Well, why single out Nita Lowey? Elizabeth Furse’s press aide wanted me to believe that Furse voted for the bill in order to protect Oregon’s “wonderful” programs. (Hello? There are forty-nine other states out here? Full of women you asked for campaign contributions?) The picture from the world of Beltway advocacy is not much brighter. Marian Wright Edelman threw away the last, best chance to organize popular resistance to punitive welfare reform and convened a giant Stand for Children that attracted 200,000 people to.. stand for children. A.F.S.C.M.E. finally decided to use its phone banks to organize callers to urge a White House veto — on the very day Clinton announced he would sign the bill.

NOW (which, to its credit, is refusing to endorse or support legislators who voted for the bill) is mounting a daily vigil at the White House with a coalition of progressive groups. Patricia Ireland and other NOW staffers are on a hunger strike.

All this is good, but why so little? Why so late? This bill has been moving toward passage for months, and welfare reform has been a major political issue for four years. It’s because these liberal groups are caught up in mainstream electoral politics, which in practice means clinging to Clinton and the Democratic Party, waiting and hoping and beseeching, working on the inside, faxing and phoning and producing yet another study or poll. Meanwhile they preach the gospel of the lesser of two evils, that ever-downward spiral that has brought us to this pass and that will doubtless end with liberals in hell organizing votes for Satan because Beelzebub would be even worse — think of the Supreme Court!

They really didn’t think he’d sign it, one welfare expert told me when I asked why protests were so lackluster as the bill moved toward passage. That was a miscalculation that goes way beyond the President’s character — it applies to a whole mode of political action. Liberalism is the idea that the good people close to power can solve the problems of those beneath them in the social order. Its tools are studies and sermons and campaign contributions and press conferences. The trouble is, the political forces they call on are not interested anymore — and this is true not just in the United States. In country after country, social benefits are being slashed and the working class’s standard of living lowered, and the major parties, including the ones that call themselves Labor or Socialist or Democratic, accept this process as a given. Of course, there will always be a few noble oddballs like Paul Wellstone, the only Democratic senator up for re-election who voted against the welfare bill. But the general direction of government in the age of globalized corporate power is clear.

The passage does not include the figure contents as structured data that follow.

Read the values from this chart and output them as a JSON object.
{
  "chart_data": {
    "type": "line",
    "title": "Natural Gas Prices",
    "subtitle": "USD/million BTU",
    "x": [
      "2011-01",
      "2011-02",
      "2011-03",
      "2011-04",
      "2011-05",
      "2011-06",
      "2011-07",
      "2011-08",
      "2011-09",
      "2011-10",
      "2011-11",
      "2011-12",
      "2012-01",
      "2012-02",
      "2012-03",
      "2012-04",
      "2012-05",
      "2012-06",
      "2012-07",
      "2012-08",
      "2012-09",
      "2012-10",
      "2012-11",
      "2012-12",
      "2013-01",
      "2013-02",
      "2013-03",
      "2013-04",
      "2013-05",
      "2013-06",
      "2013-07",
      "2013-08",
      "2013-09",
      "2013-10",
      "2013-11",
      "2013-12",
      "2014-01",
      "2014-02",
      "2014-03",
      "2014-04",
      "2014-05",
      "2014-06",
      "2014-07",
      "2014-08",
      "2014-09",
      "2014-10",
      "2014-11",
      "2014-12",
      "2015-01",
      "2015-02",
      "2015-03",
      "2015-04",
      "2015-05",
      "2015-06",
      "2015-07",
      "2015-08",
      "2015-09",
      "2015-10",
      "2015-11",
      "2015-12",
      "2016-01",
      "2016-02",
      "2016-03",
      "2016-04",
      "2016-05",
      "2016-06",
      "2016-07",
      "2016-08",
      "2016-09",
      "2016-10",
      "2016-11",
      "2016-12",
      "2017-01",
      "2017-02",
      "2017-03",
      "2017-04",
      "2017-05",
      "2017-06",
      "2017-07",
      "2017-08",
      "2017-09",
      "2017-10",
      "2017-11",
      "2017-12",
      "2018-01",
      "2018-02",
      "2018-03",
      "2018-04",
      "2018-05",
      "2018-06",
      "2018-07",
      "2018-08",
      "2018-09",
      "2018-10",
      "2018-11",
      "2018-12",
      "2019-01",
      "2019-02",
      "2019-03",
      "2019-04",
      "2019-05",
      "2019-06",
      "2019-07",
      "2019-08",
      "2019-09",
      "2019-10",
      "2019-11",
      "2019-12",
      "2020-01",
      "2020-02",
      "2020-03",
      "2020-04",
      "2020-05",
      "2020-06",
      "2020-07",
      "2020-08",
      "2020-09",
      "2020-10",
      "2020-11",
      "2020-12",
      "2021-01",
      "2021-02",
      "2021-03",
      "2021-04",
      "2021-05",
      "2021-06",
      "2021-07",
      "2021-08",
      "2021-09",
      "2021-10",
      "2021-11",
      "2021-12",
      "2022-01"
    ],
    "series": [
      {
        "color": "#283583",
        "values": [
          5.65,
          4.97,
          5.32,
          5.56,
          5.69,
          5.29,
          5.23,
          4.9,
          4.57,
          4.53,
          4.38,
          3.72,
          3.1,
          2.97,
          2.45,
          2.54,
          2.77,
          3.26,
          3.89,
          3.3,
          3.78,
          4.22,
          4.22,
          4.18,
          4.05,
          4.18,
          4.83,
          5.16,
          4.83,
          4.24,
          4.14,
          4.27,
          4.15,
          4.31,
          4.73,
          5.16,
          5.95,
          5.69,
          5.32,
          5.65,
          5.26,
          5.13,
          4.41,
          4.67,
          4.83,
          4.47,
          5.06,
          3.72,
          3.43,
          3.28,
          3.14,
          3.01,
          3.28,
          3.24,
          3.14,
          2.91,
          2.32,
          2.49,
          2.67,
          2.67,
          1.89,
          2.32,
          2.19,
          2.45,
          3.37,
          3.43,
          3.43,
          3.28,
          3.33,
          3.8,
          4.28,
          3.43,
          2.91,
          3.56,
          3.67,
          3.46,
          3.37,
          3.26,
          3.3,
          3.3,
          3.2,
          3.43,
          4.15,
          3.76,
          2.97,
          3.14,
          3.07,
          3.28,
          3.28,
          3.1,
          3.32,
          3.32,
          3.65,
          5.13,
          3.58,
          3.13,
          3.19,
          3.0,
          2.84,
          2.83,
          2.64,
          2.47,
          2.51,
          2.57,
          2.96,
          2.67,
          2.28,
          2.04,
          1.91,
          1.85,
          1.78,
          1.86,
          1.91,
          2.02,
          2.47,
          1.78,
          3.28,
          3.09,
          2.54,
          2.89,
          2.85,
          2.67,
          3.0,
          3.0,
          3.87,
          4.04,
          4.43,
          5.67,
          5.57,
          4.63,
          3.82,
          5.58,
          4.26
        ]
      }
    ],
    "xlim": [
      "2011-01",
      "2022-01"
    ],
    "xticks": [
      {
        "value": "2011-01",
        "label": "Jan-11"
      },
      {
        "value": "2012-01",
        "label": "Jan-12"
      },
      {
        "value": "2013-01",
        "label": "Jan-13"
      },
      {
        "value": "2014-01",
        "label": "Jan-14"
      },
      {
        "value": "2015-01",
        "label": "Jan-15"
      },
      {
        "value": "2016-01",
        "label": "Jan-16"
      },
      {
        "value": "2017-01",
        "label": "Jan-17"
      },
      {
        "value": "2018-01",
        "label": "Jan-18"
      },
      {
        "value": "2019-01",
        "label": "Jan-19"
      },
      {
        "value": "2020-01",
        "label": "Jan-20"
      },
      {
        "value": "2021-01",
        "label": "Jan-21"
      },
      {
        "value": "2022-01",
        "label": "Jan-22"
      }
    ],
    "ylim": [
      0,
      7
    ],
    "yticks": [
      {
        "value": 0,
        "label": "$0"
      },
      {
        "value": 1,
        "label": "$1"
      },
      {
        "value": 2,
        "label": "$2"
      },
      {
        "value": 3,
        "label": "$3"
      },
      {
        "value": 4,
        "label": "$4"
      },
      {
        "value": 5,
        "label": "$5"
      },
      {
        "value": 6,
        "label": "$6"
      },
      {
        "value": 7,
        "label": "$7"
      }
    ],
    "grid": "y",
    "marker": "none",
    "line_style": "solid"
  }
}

Advocacy politics can’t turn this around, because advocacy is based on speaking for people rather than those people acting on their own behalf. Enormous demonstrations around the country, with strikes by S.E.I.U. and A.F.S.C.M.E., sit-downs in welfare offices and 100,000 homeless people camping out on the capital Mall might have affected the debate. Marian Wright Edelman issuing a press release no longer can. Indeed, the media didn’t even pick up the most recent one, eloquent as it was. The Women’s Committee of 100is suggesting that people return fundraising letters from party organizations, PACs and anti-welfare politicians with a note saying that you’re now sending your disposable dollars to social welfare organizations. Why not take it a step further and fund direct action? The National Union of the Homeless (246 Arch Street, Philadelphia, PA 19106) has great politics and no money. The Democratic Party cannot make the same claim.